On infrastructure, however, the Shanghai participants did collectively launch a "global infrastructure connectivity alliance initiative." On terrorist finance, green finance and climate change, they also departed from their dominant approach of review, research and report later to take new, urgently needed collective steps. They declared that "we are resolved to combat decisively terrorist financing," pledged to intensify their cooperation and asked the Financial Action Task Force that they dominated to intensify its work on tackling the terrorist financing "threats." On green finance, in order to address "pressing environmental challenges," they directed in detail the work of their new G20 Green Finance Study Group. They also promised that developed countries would provide financial support for the United Nations Paris Agreement on Climate Change through the Green Climate Fund.

Moreover, buried in the fine print at the end of the communiqué was a clear sign that China's ambitious top priority of transformative innovation to fuel a new generation of growth would soon get underway. The section on "Initiatives for Further Action" included: "We call on the [International Monetary Fund] and the [Organisation for Co-operation and Development] to continue to provide technical support and further work on the enhanced structural reform agenda, including updating the policy papers based on the proposals by China, the IMF and the OECD and members' feedbacks."

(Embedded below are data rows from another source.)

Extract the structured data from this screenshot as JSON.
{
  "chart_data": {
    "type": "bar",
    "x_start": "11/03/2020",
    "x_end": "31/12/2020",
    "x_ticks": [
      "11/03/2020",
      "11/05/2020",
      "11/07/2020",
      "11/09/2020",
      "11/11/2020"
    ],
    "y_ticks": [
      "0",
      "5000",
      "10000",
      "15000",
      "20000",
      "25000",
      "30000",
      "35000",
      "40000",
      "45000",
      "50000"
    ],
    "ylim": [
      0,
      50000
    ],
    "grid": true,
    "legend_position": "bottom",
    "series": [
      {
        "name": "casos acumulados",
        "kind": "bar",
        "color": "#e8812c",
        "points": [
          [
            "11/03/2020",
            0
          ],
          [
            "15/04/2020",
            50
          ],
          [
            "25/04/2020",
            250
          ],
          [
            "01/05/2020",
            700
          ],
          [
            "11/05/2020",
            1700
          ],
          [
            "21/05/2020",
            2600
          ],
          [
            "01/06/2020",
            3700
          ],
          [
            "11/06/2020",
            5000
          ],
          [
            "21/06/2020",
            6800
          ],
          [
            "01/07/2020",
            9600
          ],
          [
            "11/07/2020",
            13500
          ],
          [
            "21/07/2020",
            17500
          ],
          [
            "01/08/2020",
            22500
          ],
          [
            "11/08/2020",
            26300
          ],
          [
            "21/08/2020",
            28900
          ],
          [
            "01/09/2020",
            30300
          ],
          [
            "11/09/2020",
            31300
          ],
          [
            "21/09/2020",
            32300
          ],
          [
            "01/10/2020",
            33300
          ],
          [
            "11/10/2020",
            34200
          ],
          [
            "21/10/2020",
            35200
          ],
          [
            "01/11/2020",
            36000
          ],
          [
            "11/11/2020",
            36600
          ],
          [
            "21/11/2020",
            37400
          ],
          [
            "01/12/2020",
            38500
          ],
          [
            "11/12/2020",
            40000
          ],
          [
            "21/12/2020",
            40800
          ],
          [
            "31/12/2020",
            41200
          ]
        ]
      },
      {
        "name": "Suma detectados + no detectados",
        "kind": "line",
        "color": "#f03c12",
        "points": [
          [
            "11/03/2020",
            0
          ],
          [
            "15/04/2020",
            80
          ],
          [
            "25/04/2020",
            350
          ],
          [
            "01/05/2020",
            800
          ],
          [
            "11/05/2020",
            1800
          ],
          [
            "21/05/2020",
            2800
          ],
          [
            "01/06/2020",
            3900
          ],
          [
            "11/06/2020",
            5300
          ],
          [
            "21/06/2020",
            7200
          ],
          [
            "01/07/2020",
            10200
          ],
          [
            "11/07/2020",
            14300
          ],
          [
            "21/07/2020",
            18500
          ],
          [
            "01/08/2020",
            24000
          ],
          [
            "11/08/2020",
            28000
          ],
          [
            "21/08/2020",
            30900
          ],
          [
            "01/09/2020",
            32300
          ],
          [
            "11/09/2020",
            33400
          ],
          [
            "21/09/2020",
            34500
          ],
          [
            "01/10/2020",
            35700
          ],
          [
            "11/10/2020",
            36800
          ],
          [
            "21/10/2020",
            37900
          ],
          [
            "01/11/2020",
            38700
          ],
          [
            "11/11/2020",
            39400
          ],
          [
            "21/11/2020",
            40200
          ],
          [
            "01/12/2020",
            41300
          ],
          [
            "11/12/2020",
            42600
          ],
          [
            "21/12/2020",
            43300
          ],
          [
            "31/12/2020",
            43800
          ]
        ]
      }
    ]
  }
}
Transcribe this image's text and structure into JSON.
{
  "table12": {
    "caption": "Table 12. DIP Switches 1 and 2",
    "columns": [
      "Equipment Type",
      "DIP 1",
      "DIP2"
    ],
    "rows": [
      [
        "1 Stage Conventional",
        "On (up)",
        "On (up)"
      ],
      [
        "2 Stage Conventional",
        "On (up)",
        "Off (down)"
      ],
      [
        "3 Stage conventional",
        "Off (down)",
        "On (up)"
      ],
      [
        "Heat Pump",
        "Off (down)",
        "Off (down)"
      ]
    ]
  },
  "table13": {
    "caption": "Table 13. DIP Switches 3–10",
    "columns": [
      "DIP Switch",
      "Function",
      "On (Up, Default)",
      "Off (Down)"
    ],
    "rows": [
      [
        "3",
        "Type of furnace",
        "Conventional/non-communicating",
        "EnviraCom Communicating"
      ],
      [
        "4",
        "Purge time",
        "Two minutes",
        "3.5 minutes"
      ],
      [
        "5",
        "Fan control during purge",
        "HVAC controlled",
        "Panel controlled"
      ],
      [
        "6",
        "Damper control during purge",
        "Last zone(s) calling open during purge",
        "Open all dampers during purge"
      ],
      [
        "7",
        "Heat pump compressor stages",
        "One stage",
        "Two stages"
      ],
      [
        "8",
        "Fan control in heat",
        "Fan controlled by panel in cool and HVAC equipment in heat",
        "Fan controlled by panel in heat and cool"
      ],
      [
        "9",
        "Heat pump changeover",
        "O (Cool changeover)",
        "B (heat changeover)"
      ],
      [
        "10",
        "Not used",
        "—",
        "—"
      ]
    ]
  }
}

Many will welcome China's leadership at Shanghai in broadening the G20 agenda to embrace the urgent global threats of terrorist finance and climate change and in offering cautious, consensus-oriented leadership to design and construct an innovative, transformative superhighway to generate sustained economic, environmental and social growth for the 21st-century world. In all, Shanghai will be a very good start to China's G20 in 2016, if the participants at Shanghai got their response to the vulnerable global economy right. If they did, the exchange rate and stock market instabilities and uncertainties of the summer of 2015 and January 2016 will not reappear and Shanghai's calm confidence will set a solid foundation for preparing and producing China's ambitious priorities for the leaders' Hangzhou Summit on September 4–5. But if not, Shanghai will be seen as a costly missed opportunity to meet the clear and present dangers of the moment and also get a fast start on the bold innovation agenda that China has properly put first for its year as G20 host.